On the other, the Vermonter is polling second behind former Vice President Joe Biden in the first-in-the-nation primary state of New Hampshire, while his Massachusetts peer is running fourth behind South Bend, Indiana, Mayor Pete Buttigieg. But tell that to the overflow crowd of nearly 100 people who couldn’t get into a standing-room-only rally of 500 Warren supporters over the weekend at this town’s Hanover Inn.
“A lot of the talk is about her not getting any traction,” said a retiree from the nearby Vermont town of Thetford who was squeezed against the back wall. “This looks like traction.”

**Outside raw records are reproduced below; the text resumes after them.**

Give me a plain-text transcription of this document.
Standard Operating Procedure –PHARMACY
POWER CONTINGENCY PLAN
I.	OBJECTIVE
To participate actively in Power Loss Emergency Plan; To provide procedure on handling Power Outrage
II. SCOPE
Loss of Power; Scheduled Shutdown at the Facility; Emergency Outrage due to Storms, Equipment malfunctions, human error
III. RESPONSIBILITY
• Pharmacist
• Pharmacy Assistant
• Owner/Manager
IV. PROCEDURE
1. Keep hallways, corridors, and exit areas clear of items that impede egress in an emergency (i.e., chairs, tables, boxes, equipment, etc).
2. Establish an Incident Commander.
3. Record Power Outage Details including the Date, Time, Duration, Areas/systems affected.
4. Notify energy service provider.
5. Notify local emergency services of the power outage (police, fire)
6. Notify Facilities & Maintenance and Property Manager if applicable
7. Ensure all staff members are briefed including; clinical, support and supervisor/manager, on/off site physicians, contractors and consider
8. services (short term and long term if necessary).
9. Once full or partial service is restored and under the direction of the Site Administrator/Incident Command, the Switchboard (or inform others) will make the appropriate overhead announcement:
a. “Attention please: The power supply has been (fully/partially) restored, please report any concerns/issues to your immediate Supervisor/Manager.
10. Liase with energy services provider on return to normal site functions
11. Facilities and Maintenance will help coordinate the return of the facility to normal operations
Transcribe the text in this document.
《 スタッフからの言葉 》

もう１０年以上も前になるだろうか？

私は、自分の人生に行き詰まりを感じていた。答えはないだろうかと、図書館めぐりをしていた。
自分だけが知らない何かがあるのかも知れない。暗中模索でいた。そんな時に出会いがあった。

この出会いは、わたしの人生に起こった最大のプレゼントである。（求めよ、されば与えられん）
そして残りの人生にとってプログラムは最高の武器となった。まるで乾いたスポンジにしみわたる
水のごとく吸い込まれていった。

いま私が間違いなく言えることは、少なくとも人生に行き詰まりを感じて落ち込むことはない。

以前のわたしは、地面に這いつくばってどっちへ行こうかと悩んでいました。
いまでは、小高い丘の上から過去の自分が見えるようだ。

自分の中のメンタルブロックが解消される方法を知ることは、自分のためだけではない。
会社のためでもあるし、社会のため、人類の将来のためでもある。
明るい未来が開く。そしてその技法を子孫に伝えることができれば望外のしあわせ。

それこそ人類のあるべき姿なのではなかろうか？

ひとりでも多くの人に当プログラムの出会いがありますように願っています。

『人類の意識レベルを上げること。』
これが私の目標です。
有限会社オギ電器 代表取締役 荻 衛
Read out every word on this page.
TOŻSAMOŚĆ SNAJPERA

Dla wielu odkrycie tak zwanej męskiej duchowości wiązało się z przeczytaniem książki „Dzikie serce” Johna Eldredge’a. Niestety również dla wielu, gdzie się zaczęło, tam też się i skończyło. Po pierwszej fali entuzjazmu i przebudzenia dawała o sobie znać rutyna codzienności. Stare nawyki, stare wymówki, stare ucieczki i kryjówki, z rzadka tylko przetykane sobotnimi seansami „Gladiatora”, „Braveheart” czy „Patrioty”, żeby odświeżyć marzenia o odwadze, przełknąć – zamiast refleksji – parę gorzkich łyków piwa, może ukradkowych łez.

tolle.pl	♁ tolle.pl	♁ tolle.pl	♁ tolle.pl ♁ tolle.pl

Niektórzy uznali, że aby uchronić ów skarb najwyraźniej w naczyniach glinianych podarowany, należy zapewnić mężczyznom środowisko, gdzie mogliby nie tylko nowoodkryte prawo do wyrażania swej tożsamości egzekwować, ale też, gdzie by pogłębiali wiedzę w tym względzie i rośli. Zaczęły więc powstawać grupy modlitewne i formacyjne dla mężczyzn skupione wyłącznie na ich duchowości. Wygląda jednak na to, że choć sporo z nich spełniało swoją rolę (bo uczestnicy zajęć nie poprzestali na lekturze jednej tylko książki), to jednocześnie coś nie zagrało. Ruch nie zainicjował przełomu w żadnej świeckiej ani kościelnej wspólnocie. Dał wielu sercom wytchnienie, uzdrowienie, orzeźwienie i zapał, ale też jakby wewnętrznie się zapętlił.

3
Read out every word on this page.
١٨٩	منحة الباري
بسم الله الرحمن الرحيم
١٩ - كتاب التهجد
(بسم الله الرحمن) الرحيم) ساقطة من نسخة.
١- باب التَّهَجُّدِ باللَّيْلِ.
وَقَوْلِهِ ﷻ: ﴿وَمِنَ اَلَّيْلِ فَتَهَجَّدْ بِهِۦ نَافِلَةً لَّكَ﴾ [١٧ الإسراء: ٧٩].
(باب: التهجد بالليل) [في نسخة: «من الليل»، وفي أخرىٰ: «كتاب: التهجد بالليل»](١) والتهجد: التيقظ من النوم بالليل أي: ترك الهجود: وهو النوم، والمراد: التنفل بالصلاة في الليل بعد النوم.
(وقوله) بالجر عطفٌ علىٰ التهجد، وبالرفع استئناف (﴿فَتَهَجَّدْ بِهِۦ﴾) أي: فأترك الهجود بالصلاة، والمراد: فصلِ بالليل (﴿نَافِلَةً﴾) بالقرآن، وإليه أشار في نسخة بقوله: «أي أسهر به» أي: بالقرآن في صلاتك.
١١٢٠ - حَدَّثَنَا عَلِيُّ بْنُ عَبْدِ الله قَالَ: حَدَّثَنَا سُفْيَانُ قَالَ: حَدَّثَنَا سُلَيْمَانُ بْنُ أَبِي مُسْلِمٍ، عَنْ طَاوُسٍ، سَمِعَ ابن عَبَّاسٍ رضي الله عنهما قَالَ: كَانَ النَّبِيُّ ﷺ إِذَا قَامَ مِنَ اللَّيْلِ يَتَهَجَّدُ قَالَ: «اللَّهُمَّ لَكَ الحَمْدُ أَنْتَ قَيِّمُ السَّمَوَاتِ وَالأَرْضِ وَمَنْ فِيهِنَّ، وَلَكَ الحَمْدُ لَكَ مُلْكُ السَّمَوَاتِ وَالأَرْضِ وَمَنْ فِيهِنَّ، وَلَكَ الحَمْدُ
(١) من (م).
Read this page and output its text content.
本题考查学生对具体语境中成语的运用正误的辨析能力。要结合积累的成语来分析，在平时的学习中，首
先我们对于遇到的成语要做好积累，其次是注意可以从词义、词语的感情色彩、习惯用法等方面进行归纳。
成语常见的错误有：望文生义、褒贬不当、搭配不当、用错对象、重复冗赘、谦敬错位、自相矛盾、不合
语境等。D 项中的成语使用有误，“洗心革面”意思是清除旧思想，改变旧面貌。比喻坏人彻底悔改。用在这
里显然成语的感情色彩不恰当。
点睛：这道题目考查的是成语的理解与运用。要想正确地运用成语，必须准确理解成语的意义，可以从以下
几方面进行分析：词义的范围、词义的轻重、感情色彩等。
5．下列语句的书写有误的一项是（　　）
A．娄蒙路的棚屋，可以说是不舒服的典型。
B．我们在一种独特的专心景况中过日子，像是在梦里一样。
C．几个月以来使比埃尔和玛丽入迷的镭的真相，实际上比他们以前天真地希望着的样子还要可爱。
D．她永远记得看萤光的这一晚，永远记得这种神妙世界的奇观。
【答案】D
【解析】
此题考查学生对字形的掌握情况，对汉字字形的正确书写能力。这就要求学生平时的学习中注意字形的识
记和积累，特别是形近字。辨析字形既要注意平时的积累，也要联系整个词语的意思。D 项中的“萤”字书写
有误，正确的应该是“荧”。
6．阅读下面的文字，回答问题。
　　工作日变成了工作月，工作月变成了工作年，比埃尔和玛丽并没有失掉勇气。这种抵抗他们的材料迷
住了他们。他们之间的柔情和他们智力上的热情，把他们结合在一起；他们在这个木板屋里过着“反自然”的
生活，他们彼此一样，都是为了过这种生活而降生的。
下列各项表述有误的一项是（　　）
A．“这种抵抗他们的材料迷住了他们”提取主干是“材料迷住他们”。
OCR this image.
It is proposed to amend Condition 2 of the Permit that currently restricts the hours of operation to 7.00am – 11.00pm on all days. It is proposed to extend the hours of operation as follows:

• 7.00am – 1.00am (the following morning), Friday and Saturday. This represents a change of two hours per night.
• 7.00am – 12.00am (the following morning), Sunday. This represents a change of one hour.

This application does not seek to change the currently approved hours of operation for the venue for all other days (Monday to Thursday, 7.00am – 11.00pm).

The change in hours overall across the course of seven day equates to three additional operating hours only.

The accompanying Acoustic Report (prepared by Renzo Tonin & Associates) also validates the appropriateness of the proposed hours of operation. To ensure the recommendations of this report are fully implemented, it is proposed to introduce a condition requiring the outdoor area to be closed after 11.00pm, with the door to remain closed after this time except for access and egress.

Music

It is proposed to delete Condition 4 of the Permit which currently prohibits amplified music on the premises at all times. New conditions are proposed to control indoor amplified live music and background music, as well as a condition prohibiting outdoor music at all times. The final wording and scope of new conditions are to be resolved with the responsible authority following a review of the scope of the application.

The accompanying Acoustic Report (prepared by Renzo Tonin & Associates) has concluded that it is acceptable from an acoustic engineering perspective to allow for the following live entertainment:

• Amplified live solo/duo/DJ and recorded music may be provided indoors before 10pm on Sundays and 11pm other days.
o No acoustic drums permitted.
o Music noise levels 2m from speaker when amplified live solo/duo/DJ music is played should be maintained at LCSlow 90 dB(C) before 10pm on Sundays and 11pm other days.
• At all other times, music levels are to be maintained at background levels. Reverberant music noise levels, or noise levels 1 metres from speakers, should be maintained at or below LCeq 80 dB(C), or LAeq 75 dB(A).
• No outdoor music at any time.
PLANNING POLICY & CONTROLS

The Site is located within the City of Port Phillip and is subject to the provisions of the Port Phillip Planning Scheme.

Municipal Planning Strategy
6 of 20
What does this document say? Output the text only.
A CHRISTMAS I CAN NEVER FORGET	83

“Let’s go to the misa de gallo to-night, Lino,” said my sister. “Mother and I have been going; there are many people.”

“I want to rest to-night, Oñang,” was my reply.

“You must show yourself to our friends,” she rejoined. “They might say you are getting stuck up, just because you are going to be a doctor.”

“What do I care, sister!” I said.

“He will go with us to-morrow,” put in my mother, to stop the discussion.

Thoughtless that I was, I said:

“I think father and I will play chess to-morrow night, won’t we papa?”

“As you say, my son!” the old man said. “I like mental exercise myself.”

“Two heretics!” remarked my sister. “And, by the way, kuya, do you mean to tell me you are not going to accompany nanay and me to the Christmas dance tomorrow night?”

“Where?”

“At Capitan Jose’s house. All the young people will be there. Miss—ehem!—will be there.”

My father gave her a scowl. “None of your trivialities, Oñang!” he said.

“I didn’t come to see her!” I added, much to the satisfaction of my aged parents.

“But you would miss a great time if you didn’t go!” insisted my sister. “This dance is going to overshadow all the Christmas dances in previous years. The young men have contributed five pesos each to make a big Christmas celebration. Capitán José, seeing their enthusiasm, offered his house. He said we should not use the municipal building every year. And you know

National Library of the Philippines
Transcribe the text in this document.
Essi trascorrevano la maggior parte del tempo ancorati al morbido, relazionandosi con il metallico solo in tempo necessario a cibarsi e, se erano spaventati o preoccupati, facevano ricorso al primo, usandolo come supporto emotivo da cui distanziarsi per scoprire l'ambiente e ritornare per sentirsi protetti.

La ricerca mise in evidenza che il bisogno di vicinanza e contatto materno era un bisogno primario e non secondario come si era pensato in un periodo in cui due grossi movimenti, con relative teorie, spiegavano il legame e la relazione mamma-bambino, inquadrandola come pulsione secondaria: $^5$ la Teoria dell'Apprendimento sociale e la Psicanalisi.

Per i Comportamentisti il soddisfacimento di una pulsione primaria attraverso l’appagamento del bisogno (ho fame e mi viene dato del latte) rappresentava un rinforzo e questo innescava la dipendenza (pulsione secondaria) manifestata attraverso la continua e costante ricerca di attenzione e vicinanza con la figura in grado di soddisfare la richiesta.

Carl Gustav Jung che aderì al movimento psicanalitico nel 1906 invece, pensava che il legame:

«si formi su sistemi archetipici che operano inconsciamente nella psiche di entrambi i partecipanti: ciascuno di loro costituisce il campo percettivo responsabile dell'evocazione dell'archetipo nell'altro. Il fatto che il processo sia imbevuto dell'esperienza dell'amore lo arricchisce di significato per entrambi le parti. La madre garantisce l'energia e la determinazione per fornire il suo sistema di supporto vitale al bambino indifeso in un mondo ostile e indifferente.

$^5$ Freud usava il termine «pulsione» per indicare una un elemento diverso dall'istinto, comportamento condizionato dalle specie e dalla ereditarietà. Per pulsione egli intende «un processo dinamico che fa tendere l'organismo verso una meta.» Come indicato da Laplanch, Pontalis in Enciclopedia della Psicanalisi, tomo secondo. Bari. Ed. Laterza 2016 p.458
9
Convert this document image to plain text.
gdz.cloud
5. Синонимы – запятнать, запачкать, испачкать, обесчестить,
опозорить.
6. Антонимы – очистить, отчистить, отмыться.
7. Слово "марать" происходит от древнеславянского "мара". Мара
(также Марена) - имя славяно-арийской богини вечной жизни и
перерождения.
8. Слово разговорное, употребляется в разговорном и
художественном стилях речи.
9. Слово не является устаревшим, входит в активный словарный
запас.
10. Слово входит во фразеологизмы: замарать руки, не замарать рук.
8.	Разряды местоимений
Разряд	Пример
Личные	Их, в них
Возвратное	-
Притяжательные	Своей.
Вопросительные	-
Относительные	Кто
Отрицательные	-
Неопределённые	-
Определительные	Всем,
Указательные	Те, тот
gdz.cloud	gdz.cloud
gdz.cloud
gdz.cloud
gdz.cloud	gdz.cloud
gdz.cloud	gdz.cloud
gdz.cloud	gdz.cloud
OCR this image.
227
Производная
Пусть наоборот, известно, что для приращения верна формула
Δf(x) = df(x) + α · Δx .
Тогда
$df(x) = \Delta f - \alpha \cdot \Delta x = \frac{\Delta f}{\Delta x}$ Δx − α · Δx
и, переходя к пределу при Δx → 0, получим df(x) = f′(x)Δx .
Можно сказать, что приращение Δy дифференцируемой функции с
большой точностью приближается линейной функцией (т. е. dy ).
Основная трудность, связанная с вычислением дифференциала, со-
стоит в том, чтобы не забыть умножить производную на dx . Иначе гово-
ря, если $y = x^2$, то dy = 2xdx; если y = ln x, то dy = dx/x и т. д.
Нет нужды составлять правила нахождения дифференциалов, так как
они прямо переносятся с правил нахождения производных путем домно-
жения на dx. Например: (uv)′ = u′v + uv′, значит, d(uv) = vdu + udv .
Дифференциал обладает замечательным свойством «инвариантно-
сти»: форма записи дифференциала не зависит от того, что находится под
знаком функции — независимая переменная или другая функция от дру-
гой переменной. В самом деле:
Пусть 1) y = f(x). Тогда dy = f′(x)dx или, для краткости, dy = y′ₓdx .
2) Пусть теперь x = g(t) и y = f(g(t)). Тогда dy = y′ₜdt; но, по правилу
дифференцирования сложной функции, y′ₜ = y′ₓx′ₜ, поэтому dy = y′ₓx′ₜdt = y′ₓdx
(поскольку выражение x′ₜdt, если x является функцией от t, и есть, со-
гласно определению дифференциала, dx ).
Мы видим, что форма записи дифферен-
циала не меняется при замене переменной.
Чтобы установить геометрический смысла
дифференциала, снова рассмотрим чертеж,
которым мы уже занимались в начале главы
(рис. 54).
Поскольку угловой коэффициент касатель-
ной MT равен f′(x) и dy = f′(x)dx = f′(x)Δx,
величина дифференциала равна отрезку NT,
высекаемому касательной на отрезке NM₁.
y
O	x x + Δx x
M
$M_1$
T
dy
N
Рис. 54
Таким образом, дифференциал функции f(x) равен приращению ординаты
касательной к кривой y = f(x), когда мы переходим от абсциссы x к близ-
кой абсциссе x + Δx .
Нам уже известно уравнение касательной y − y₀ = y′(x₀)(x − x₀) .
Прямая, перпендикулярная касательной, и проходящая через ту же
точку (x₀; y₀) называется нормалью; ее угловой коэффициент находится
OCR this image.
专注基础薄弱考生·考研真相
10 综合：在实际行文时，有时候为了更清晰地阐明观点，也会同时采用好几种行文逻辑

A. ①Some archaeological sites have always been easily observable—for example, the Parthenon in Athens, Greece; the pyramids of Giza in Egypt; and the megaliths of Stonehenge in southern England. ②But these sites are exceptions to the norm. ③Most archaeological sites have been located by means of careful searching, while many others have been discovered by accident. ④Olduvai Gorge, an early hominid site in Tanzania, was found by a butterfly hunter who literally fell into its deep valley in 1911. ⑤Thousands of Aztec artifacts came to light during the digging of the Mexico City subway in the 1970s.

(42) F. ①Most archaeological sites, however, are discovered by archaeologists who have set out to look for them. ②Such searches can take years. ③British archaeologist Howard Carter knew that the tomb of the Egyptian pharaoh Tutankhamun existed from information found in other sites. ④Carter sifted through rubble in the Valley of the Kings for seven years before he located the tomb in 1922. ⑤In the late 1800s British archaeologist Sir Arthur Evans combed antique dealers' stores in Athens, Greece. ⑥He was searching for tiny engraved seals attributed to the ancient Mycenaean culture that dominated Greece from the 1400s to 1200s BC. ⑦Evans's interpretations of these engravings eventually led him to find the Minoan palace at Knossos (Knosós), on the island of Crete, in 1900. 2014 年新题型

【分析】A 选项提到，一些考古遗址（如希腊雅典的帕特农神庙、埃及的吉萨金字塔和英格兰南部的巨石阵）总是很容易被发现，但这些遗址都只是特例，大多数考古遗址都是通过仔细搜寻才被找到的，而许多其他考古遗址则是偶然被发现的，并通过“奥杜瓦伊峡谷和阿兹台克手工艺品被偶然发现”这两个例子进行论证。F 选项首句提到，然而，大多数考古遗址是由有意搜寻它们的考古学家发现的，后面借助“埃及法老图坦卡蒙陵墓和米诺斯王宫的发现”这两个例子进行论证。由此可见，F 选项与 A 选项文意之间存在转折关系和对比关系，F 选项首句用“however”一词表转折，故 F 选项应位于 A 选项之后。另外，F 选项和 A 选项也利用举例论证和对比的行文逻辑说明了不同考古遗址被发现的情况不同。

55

Asked for his name, the man declined — noting he supported his home state senator in his 2016 White House bid but wasn’t sure if he’d do so again.
“I can’t but be troubled by the way Bernie thinks everything is reducible to class,” the man said. “That creates real difficulties.”
And that could make a difference for Warren, who focuses on the same economic concerns as Sanders but is facing questions from pundits and the press about her so-far lower poll numbers.
“We need to rewrite the rules of this economy — inequality is going to crush us,” she told the crowd here Saturday. “I want a government that doesn’t work for the giant multinational corporations, I want one that works for our small families.”
Sanders and Warren, although 2020 competitors, are congenial. When asked to point out their differences, she replied only that she’s running her own race. But that said, the two aren’t the same. As Sanders has endured countless questions about promising but not delivering his tax returns before April 15, Warren shared hers long ago.
“We should make everyone who runs for federal office put their tax returns online,” she said to applause.
While Sanders calls himself a democratic socialist, Warren labels herself a “capitalist to my bones.”
And many of her supporters appreciate she’s female.
“We turn on the news and hear predominantly about men and what they’re doing,” said one woman upon taking the microphone to ask a question.
Warren, for her part, spoke about issues not only as a candidate but also as a wife and mother.
“I look back and think how many women my age got sidelined over child care,” she said. “How many women and men today get sidelined over child care?”

Warren also has been quicker than Sanders to support a federal study of financial reparations for descendants of slavery.
“America is built on the backs of enslaved people,” she said. “Until we address that issue head-on and have a real conversation about the impact of race, not just in the past but also today, we can’t make this country the country of our best ideals.”